Iran’s environmental challenges are reaching a crisis point. Severe water and air pollution, deforestation, land degradation, desertification, climate change, and biodiversity loss are only a few of the increasing number of major environmental issues faced by Iran. These calamities have become a source of social and economic hardship, a threat to public health and a factor in mounting political protests.
On June 26, the Atlantic Council’s Future of Iran Initiative launched a new issue brief, Environmental and Wildlife Degradation in Iran, by ecologist David Laylin. The report details the breadth of these challenges and outlines steps the Islamic Republic and international partners might take to begin to remedy them.
During the discussion, Laylin noted while many of the challenges had their roots in practices, such as excessive dam building, that began under the Shah, the crisis has worsened considerably since the 1979 Islamic Revolution because of poor and sometimes corrupt management. Laylin cited inefficient water use, a lack of funding for the Department of the Environment and insufficient coordination between the government, academia and some 850 non-governmental organizations that focus on the environment. Laylin stressed the need for education and for the Iranian public, especially young people and women, to become more involved in environmental protection. He also praised United Nations programs on the environment and past US-Iran scientific exchanges, noting that both countries have had problems with excessive dam building and saline lakes.
Susanne Schmeier, a senior lecturer at IHE Delft who joined the panel discussion, warned that the negative environmental effects go beyond Iran’s borders. “European countries are perceiving the environmental crisis in Iran as something that is threatening not only stability within Iran, but also regional and global stability,” she said. Schmeier highlighted the unsustainable and inefficient use of water resources throughout Iran, a contributing factor in ever-increasing migration “especially if you link it with the refugee crisis experienced by European countries in recent years.”

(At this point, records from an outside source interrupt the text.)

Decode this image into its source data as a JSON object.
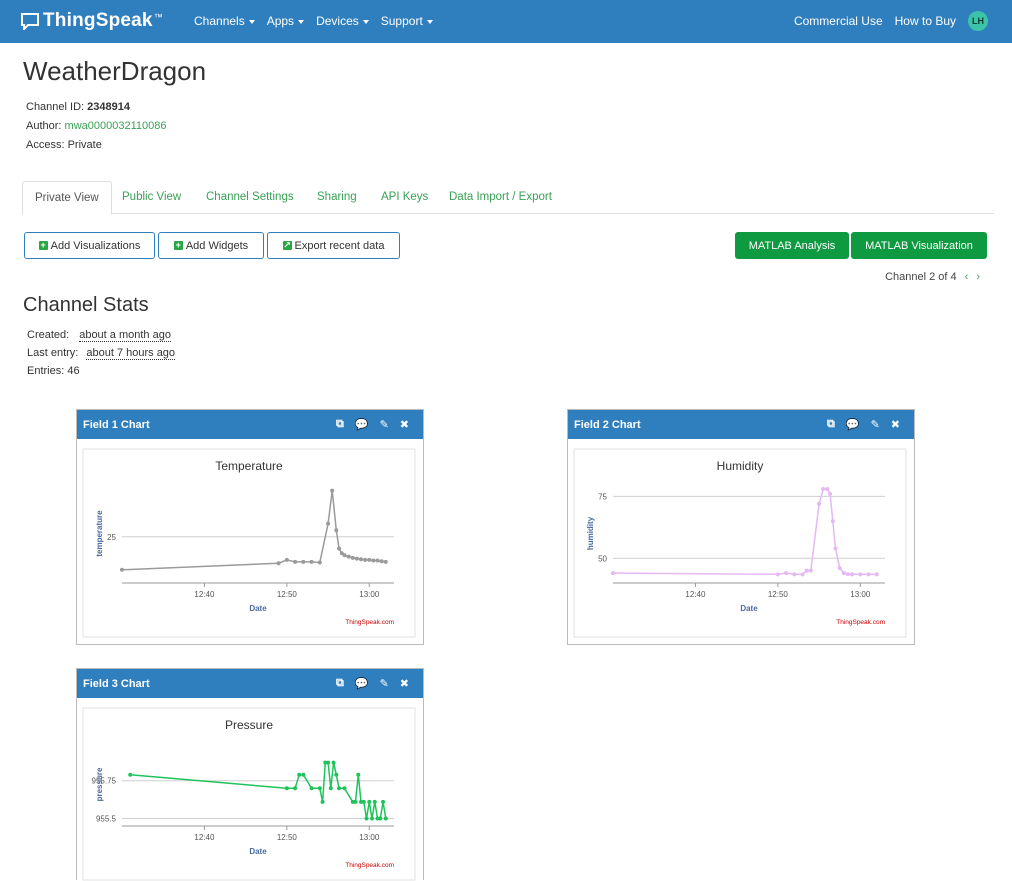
{
  "nav": {
    "brand": "ThingSpeak",
    "tm": "™",
    "menu": [
      "Channels",
      "Apps",
      "Devices",
      "Support"
    ],
    "right": [
      "Commercial Use",
      "How to Buy"
    ],
    "avatar": "LH"
  },
  "channel": {
    "title": "WeatherDragon",
    "id_label": "Channel ID:",
    "id_value": "2348914",
    "author_label": "Author:",
    "author_value": "mwa0000032110086",
    "access_label": "Access:",
    "access_value": "Private"
  },
  "tabs": [
    "Private View",
    "Public View",
    "Channel Settings",
    "Sharing",
    "API Keys",
    "Data Import / Export"
  ],
  "actions": {
    "add_visualizations": "Add Visualizations",
    "add_widgets": "Add Widgets",
    "export": "Export recent data",
    "matlab_analysis": "MATLAB Analysis",
    "matlab_visualization": "MATLAB Visualization"
  },
  "pager": {
    "text": "Channel 2 of 4",
    "prev": "‹",
    "next": "›"
  },
  "stats": {
    "title": "Channel Stats",
    "created_label": "Created:",
    "created_value": "about a month ago",
    "last_label": "Last entry:",
    "last_value": "about 7 hours ago",
    "entries": "Entries: 46"
  },
  "widget_tools": {
    "popout": "⧉",
    "comment": "💬",
    "edit": "✎",
    "close": "✖"
  },
  "colors": {
    "navbar": "#2f7ebe",
    "link": "#3aa056",
    "button_green": "#0e9a40"
  },
  "chart_data": [
    {
      "type": "line",
      "panel_title": "Field 1 Chart",
      "title": "Temperature",
      "xlabel": "Date",
      "ylabel": "temperature",
      "credit": "ThingSpeak.com",
      "color": "#9a9a9a",
      "xlim": [
        "12:30",
        "13:03"
      ],
      "ylim": [
        18,
        33
      ],
      "ytick_values": [
        25
      ],
      "ytick_labels": [
        "25"
      ],
      "xticks": [
        "12:40",
        "12:50",
        "13:00"
      ],
      "x": [
        "12:30",
        "12:49",
        "12:50",
        "12:51",
        "12:52",
        "12:53",
        "12:54",
        "12:55",
        "12:55:30",
        "12:56",
        "12:56:20",
        "12:56:40",
        "12:57",
        "12:57:30",
        "12:58",
        "12:58:30",
        "12:59",
        "12:59:30",
        "13:00",
        "13:00:30",
        "13:01",
        "13:01:30",
        "13:02"
      ],
      "y": [
        20,
        21,
        21.5,
        21.2,
        21.2,
        21.2,
        21.1,
        27,
        32,
        26,
        23.2,
        22.5,
        22.2,
        22,
        21.8,
        21.7,
        21.6,
        21.5,
        21.5,
        21.4,
        21.4,
        21.3,
        21.2
      ]
    },
    {
      "type": "line",
      "panel_title": "Field 2 Chart",
      "title": "Humidity",
      "xlabel": "Date",
      "ylabel": "humidity",
      "credit": "ThingSpeak.com",
      "color": "#e6b8f2",
      "xlim": [
        "12:30",
        "13:03"
      ],
      "ylim": [
        40,
        80
      ],
      "ytick_values": [
        50,
        75
      ],
      "ytick_labels": [
        "50",
        "75"
      ],
      "xticks": [
        "12:40",
        "12:50",
        "13:00"
      ],
      "x": [
        "12:30",
        "12:50",
        "12:51",
        "12:52",
        "12:53",
        "12:53:30",
        "12:54",
        "12:55",
        "12:55:30",
        "12:56",
        "12:56:20",
        "12:56:40",
        "12:57",
        "12:57:30",
        "12:58",
        "12:58:30",
        "12:59",
        "13:00",
        "13:01",
        "13:02"
      ],
      "y": [
        44,
        43.5,
        44,
        43.5,
        43.5,
        45,
        45,
        72,
        78,
        78,
        76,
        65,
        54,
        46,
        44,
        43.6,
        43.5,
        43.5,
        43.5,
        43.5
      ]
    },
    {
      "type": "line",
      "panel_title": "Field 3 Chart",
      "title": "Pressure",
      "xlabel": "Date",
      "ylabel": "pressure",
      "credit": "ThingSpeak.com",
      "color": "#1ec45a",
      "xlim": [
        "12:30",
        "13:03"
      ],
      "ylim": [
        955.45,
        956.0
      ],
      "ytick_values": [
        955.5,
        955.75
      ],
      "ytick_labels": [
        "955.5",
        "955.75"
      ],
      "xticks": [
        "12:40",
        "12:50",
        "13:00"
      ],
      "x": [
        "12:31",
        "12:50",
        "12:51",
        "12:51:30",
        "12:52",
        "12:53",
        "12:54",
        "12:54:20",
        "12:54:40",
        "12:55",
        "12:55:20",
        "12:55:40",
        "12:56",
        "12:56:20",
        "12:57",
        "12:58",
        "12:58:20",
        "12:58:40",
        "12:59",
        "12:59:20",
        "12:59:40",
        "13:00",
        "13:00:20",
        "13:00:40",
        "13:01",
        "13:01:20",
        "13:01:40",
        "13:02"
      ],
      "y": [
        955.79,
        955.7,
        955.7,
        955.79,
        955.79,
        955.7,
        955.7,
        955.61,
        955.87,
        955.87,
        955.7,
        955.87,
        955.79,
        955.7,
        955.7,
        955.61,
        955.61,
        955.79,
        955.61,
        955.61,
        955.5,
        955.61,
        955.5,
        955.61,
        955.5,
        955.5,
        955.61,
        955.5
      ]
    }
  ]
}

Schmeier also outlined European efforts to work with Iran on water issues since the conclusion of the 2015 Iran nuclear deal but acknowledged that this cooperation could be jeopardized by the US decision to leave the deal and re-impose secondary sanctions on European companies that do business in Iran.
Glenn Schweitzer, director at the Office for Central Europe and Eurasia at the National Academies of Science, Engineering and Medicine, specified three key priorities for Iran: reducing air pollution, water pollution and hazardous wastes.
Working for an institution that advises the US government, Schweitzer said the US has significant reasons to work with Iran in the environmental sphere including concern for the welfare of Iran’s neighbors and the benefits US scientists gain from working with extremely well qualified counterparts in Iran. He noted that the US is also a member of “international [environmental] agreements, about half a dozen, which the Iranians are also party to… These agreements are only as useful as its members make them to be.”
Laylin, asked about Iran’s jailing of members of a prominent environmental NGO, said “there are elements in Iran who really want cooperation. There are other people who don’t want foreigners” meddling in Iran.
Schweitzer said he hoped to continue scientific engagement with Iran, despite the obstacles posed by both the US and Iranian governments and the increased difficulty of obtaining US visas for Iranians after a June 26 Supreme Court decision upholding the Trump administration’s travel ban on mostly Muslim nations. The National Academies held its last workshop with Iranians on environmental issues in December 2017, in Italy.